1 – Beginning of the journey – What was the situation? Was there a need?
Ever since I began learning how to speak, I have stuttered. It is a neurological disorder with a genetic component. Being unable to speak as fast as you think, can be challenging. Having difficulty to even say your name is problematic in and of itself, but add to that trying to socialize. Often, especially in my childhood people thought I was “mentally retarded” and unworthy of their time and friendship. The early years were filled with loneliness, turmoil and therefore learning that I was better off being quiet and convincing myself to be satisfied with my one true friend, Jesus. No one could see Him but I felt him always with me, especially at recess.
2 – The reason for courage while in the journey – How does courage play a role?
When you have a disability, very often people see you for WHAT you are, not WHO you are. Some people didn’t and still don’t want to get to know me because I might take longer to get my words out. This used to be really difficult to come to terms with, but now, I understand that I do not want to be friends with people like this. They are NOT worthy of my time and attention. I am deserving. Now, I have friends—not tonnes and tonnes but a circle of support that love me for who I am. Stuttering is a part of me but NOT all of me.
My friends understand this well. These friends have shown me that I have shown a lot of courage over the years in how I respond to others who are cruel and mean. Slowly but surely, I have become more and more self confident in who I am. A part of this is being an advocate for myself because if I don’t stand up for myself, who will?
A few years ago, I had to pull out my big girl pants and deal with an issue that required courage, but would I be up to it?

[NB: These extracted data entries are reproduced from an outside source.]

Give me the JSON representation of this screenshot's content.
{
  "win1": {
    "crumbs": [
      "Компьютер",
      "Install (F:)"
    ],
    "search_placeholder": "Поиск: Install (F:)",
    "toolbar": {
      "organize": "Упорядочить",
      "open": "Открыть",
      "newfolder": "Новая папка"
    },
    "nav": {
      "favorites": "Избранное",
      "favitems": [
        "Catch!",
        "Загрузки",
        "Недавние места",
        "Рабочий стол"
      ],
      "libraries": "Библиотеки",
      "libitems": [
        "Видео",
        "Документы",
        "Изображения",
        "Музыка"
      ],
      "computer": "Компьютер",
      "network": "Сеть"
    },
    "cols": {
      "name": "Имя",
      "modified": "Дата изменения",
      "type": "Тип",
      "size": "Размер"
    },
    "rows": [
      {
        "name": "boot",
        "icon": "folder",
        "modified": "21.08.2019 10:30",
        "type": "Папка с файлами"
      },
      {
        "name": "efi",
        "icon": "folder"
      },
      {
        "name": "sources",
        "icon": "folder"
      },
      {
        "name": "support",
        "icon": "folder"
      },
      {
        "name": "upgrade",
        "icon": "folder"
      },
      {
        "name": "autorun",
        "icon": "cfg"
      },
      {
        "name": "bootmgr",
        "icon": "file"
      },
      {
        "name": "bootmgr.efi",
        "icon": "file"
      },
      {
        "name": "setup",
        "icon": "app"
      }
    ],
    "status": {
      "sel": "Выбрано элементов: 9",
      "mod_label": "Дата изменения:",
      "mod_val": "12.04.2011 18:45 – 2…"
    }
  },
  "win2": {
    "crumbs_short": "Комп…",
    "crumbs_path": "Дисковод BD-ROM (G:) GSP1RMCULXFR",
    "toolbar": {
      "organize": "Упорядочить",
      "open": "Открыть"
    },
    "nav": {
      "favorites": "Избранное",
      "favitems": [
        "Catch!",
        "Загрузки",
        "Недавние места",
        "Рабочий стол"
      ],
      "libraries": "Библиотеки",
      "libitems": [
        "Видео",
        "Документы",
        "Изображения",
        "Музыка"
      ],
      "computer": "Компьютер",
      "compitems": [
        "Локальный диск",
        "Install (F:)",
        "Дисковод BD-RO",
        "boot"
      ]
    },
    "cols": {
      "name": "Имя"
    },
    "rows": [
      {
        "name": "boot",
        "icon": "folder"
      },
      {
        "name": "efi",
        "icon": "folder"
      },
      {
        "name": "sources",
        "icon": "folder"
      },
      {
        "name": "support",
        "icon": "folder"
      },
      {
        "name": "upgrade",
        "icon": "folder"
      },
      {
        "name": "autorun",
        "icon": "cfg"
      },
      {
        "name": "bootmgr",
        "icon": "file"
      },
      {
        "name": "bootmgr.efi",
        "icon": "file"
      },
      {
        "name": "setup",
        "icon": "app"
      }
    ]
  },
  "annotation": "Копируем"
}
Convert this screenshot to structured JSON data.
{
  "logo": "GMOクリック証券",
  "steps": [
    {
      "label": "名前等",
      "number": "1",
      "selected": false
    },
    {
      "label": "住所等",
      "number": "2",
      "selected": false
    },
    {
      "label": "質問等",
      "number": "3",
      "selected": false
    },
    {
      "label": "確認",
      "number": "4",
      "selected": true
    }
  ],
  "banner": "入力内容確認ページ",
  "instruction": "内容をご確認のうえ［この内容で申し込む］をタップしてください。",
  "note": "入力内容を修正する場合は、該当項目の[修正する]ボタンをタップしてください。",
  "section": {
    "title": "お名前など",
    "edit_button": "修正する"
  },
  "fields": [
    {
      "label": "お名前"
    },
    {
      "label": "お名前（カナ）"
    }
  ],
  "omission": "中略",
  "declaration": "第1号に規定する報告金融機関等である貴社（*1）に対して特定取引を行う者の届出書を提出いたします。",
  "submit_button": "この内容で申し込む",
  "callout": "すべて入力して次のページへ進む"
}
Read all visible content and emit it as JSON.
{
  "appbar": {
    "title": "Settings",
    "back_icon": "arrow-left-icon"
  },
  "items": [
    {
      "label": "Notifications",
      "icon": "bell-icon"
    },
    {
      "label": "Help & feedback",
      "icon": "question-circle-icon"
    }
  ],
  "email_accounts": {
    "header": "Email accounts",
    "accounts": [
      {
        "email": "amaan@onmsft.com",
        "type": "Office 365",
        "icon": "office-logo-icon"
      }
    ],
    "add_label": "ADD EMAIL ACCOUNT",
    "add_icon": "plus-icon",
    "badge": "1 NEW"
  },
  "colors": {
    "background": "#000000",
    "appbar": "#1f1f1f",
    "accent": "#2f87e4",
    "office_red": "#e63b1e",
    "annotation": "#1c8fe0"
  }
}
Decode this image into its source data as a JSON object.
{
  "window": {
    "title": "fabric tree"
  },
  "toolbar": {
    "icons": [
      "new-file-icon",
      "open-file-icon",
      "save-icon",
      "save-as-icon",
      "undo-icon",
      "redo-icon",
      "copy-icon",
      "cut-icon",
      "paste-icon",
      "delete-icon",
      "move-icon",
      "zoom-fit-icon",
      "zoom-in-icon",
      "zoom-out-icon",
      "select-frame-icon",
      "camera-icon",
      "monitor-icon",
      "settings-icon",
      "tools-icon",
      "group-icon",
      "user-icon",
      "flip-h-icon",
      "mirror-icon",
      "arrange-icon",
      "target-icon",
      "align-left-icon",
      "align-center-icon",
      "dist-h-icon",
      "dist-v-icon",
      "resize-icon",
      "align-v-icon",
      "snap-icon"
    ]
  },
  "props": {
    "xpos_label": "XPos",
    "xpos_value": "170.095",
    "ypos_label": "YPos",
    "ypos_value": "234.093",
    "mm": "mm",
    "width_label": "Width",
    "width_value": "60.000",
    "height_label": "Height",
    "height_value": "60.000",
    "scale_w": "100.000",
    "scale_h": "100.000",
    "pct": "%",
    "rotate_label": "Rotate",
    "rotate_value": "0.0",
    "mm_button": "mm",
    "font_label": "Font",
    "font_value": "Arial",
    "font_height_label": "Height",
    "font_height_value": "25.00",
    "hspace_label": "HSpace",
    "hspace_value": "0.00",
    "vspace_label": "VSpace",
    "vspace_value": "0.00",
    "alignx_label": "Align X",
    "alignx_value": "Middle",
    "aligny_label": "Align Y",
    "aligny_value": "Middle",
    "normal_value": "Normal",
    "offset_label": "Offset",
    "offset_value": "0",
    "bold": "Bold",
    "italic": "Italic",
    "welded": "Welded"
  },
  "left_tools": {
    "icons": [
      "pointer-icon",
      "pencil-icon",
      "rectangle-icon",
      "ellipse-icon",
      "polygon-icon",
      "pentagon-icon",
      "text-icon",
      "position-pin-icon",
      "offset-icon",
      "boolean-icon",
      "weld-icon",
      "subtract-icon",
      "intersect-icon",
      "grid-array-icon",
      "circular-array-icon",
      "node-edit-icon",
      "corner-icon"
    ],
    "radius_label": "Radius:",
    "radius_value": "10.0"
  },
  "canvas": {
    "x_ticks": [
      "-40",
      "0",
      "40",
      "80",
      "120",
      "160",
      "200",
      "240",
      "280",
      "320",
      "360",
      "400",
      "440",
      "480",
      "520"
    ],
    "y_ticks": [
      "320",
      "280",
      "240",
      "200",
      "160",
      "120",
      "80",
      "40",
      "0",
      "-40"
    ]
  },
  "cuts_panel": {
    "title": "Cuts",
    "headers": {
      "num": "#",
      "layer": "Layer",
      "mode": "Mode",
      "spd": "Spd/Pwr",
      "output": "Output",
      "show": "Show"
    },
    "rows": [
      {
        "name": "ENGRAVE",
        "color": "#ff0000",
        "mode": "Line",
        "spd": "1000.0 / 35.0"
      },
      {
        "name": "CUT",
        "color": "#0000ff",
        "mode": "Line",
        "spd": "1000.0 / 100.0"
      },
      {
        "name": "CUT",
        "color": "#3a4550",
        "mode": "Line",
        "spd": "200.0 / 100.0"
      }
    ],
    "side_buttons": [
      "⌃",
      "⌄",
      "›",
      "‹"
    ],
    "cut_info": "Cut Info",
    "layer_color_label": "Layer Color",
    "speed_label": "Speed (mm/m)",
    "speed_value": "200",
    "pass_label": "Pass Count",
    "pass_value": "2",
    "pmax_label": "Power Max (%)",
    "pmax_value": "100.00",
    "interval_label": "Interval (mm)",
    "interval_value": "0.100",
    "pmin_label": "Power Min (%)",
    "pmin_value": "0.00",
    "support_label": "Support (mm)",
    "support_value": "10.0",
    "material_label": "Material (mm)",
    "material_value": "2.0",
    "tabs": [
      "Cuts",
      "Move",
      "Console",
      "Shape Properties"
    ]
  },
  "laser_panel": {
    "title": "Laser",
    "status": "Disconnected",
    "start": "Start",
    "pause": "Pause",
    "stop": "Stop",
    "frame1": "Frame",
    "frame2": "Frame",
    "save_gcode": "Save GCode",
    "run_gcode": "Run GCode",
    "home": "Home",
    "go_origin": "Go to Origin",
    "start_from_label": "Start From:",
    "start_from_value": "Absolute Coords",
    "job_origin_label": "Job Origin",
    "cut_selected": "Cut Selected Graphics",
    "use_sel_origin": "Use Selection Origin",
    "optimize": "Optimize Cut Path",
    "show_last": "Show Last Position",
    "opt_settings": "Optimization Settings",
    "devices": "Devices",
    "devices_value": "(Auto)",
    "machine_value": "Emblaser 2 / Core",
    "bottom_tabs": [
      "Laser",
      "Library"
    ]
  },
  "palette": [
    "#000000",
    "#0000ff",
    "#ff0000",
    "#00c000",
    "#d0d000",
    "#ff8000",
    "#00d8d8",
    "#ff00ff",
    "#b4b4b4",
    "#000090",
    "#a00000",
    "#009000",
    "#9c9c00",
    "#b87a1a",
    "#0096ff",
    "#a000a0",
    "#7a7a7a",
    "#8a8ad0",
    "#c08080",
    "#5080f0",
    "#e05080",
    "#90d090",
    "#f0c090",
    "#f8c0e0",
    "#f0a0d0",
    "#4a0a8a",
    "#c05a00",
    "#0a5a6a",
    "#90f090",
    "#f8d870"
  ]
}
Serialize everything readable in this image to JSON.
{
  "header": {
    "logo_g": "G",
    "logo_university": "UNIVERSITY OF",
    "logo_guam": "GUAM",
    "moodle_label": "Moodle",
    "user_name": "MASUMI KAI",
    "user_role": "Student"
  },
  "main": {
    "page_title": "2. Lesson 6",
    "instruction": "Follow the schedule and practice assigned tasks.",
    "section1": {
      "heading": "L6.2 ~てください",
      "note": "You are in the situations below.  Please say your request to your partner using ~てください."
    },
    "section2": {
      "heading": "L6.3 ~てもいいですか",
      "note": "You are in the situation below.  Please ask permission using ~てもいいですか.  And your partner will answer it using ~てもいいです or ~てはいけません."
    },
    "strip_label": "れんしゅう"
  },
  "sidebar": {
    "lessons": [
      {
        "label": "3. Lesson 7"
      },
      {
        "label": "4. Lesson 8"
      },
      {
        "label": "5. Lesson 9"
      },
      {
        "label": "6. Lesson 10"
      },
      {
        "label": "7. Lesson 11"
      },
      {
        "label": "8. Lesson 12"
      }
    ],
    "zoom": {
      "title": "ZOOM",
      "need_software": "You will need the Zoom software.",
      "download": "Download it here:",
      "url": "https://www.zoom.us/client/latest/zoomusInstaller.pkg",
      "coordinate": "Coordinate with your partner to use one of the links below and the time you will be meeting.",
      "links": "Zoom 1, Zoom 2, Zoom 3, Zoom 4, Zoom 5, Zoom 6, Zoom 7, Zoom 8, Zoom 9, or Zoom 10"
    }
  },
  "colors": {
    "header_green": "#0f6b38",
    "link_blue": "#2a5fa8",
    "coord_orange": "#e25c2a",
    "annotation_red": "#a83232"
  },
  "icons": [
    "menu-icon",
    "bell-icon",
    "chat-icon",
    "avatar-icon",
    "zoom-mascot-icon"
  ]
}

I was checking my voicemail from my specialist, reminding me of my Specialist appointment the following week. After the receptionist said “bye”, she put the phone down, thinking she had hung up the phone, when she started talking to a co-worker. I heard her say “I feel sorry for Dr. Blank. He has to see Carolina soon. I feel so bad for him. You know the girl that stutters, she talks like this.” She proceeded to mimic me when I stuttered. Needless to say, I was stunned and shocked. In that moment, I prayed and had to decide, would I say something or just sit in this incredible discomfort. I knew this was wrong but would anyone care? I decided to use all the courage within me. I prayed for guidance on how best to proceed. I decided to approach the National Stuttering Association, located in NYC to send me educational resource materials to present to the medical team. I wanted this moment, to be a teachable one for everyone in the office. I was extremely nervous. I went through with it and told them what had transpired and how it had made me feel. Honestly, I thought it would go way better than it did. I choose to think that I cannot control everything, only my actions. In this instance, I did what I needed to do. I recognize that it took courage for me to speak up against a well-known medical practice.
3 – Was there change/growth in yourself? What were the fruits of your courage on others? – Describe the impact.
Every time you stand up for yourself, you become more and more courageous. And the next time it is easier to advocate for yourself. Sometimes, you second guess yourself and wish you had done more, but it’s ok to do what you feel comfortable doing. The more you realize your worth, the more you will be willing to speak up for yourself.
For a long time, I did not realize my value, so I let anyone and everyone say anything they wanted about me without retaliation. But today, after so much personal growth, love and support from family and friends, I KNOW I am WORTHY. I am worthy because I am a child of God. He has laid down the path before me.
Many times, things happen and we ask why, I choose to look at it from a teachable moment, to grow and become a better person.